2016, The Bull Market for “Gold Bugs”
$ABX, $GOLD, $KGC
Y 2016 has turned out to be a strong Bull Market for Gold Bugs that was not expected by most at the end of Y 2015.
YTD we have seen many of the world’s top Gold miner and Gold producer stocks rise 100%, 200% +.
Analysts in the sector did not see QE (quantitative easing) driving gains for Gold.
Last week saw Jefferies raise both its Gold forecast for Y 2016 and for some of the top stocks.
Barrick Gold Corp. (NYSE:ABX), Jefferies has became much more Bullish than the rest of Wall Street firms covering the stock. One of the drivers is that Jefferies has raised its Gold forecast to a near-term peak of 1,400 oz, and it has increased its longer-term forecast for gold to 1,300 from 1,200.
Driving this increased Gold price is an ongoing elevated macro risk.
Jefferies sees this as being very favorable for Barrick Gold, and the firm was also more positive on Randgold Resources Ltd. (NASDAQ:GOLD) and Kinross Gold Corp. (NYSE:KGC).
The firm sees the environment having materially improved and that is even with the possibility of Gold prices remaining at or even modestly below the current mark.
Jefferies believes that the more leveraged miners, such as Barrick and Kinross, should obviously benefit most.

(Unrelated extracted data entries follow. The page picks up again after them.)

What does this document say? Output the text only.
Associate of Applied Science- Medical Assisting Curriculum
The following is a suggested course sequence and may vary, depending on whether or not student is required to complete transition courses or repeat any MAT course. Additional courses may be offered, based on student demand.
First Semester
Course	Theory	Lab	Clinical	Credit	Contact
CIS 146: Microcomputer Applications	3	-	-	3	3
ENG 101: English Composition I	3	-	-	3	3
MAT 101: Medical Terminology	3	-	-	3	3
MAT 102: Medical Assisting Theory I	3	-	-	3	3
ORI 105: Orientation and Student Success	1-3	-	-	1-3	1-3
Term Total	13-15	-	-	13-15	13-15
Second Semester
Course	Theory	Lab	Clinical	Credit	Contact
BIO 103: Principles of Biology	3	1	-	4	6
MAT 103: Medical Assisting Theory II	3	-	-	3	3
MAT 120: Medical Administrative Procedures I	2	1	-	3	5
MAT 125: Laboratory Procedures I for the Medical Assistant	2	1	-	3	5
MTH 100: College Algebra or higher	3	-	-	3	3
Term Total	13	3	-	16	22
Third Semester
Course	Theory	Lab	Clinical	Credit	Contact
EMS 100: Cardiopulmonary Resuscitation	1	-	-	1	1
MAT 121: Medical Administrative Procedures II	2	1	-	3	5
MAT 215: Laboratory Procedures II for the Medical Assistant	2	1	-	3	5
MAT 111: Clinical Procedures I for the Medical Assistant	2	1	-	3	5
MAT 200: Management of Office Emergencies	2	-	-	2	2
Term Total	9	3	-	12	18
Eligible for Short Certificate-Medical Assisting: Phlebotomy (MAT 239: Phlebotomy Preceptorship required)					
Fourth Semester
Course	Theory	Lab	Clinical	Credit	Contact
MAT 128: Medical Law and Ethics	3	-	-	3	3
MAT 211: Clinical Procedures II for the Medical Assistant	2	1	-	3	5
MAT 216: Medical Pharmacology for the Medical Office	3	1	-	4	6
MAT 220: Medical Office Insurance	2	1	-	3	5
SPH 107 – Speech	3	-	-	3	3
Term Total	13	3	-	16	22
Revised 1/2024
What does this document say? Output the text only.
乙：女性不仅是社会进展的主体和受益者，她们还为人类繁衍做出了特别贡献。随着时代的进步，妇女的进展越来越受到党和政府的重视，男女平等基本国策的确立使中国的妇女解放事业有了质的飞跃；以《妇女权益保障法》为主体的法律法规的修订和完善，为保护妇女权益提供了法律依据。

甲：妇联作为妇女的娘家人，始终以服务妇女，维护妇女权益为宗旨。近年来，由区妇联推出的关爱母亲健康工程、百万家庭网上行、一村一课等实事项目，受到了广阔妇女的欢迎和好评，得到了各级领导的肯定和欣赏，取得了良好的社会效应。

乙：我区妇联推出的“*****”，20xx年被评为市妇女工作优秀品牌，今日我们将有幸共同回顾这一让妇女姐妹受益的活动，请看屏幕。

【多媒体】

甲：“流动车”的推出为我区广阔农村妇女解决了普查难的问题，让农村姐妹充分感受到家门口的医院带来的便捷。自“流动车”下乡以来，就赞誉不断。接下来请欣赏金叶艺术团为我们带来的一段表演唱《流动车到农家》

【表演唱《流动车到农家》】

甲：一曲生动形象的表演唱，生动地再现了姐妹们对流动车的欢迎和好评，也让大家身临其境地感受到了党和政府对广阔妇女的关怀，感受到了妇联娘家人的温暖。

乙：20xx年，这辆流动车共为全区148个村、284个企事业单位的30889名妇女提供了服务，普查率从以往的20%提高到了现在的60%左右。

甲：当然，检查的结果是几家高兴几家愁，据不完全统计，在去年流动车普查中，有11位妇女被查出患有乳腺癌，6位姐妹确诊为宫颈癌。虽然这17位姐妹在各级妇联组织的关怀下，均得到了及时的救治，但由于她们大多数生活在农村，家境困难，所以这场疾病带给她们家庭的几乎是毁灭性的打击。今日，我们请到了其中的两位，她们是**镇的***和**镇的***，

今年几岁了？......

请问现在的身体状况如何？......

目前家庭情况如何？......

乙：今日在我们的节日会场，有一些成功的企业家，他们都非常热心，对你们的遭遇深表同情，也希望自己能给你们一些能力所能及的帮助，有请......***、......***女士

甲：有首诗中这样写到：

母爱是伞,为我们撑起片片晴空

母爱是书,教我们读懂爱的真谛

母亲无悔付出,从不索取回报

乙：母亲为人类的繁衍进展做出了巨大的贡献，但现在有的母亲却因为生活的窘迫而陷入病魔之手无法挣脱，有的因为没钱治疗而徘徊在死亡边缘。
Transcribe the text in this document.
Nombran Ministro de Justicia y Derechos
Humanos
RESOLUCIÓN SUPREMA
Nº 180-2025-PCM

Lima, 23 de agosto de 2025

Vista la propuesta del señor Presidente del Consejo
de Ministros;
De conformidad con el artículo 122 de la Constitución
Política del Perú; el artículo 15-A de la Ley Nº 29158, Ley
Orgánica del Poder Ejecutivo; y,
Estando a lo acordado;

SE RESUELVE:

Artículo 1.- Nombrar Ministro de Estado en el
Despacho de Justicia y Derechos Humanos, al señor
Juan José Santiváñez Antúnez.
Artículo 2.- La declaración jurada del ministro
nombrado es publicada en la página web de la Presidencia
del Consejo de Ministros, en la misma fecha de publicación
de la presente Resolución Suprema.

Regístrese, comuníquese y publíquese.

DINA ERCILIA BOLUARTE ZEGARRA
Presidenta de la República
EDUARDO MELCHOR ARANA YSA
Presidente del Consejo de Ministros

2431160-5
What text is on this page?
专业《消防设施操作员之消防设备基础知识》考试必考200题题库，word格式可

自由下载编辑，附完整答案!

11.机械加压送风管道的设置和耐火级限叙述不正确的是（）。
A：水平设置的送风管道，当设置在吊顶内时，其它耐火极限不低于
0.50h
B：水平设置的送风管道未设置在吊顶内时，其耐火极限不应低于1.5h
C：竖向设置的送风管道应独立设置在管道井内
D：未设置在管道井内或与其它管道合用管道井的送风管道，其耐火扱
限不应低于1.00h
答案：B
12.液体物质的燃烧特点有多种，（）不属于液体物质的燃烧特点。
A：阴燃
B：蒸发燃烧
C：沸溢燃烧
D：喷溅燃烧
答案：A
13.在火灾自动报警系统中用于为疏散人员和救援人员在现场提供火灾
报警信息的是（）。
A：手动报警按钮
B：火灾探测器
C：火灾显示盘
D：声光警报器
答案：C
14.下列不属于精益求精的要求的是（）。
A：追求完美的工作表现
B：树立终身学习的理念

The team said: “In the case of Barrick, the conversion of debt to equity via free cash flow is a clear positive, and this conversion will be accelerated at a gold price of at least $1,300/oz. In the case of Kinross, valuation based on our new gold price forecasts is inexpensive and more than offsets the associated risks (this was not the case assuming $1,200/oz gold). Randgold stands out amongst its UK peers with best in class liquidity, quality operations and a premium valuation we expect to persist as the gold price moves higher into 2H16… the outlook for these three gold mining equities has materially improved. Importantly, our Buy recommendations on Barrick and Randgold do not depend on gold continuing to rise for the long term. A flat price environment should be more than good enough for these shares to perform well.
Additional drivers for the gold market were investment demand and gold being an uncorrelated asset in diversified portfolios. The Jefferies team does acknowledge risks. They feel that gold share prices (gold stocks) will be volatile, but they are telling their clients to own these shares for the long run. The Jefferies report said:
We expect Gold shares to be volatile as investor sentiment swings from risk-on to risk-off. But over a longer term horizon, we expect these shares to perform well, and we would buy them for the long run now. Barrick and Acacia are our top picks in global Gold mining.”
Barrick Gold saw its rating raised to Buy from Hold and its price target raised to $26 from $15 in that call. The new 26 target is 5.50 higher than the consensus analyst target of 20.46. Barrick has a 52-wk trading range of 5.91 – 23.47. It is one of the top miners in the world for gold, with a market cap of $24.5-B.
Randgold Resources (NYSE:GOLD) trades as American depository shares in New York. GOLD has a 52-wk trading range of 54.88 – 126.55. Its market cap is $11-B, and its consensus price target is 118.64.
Kinross Gold (NYSE:KGC) was raised to Hold from Underperform and its price target was raised to 6 from 4. Its 52-wk trading range is 1.31 – 5.82, and its consensus price target is 6.02.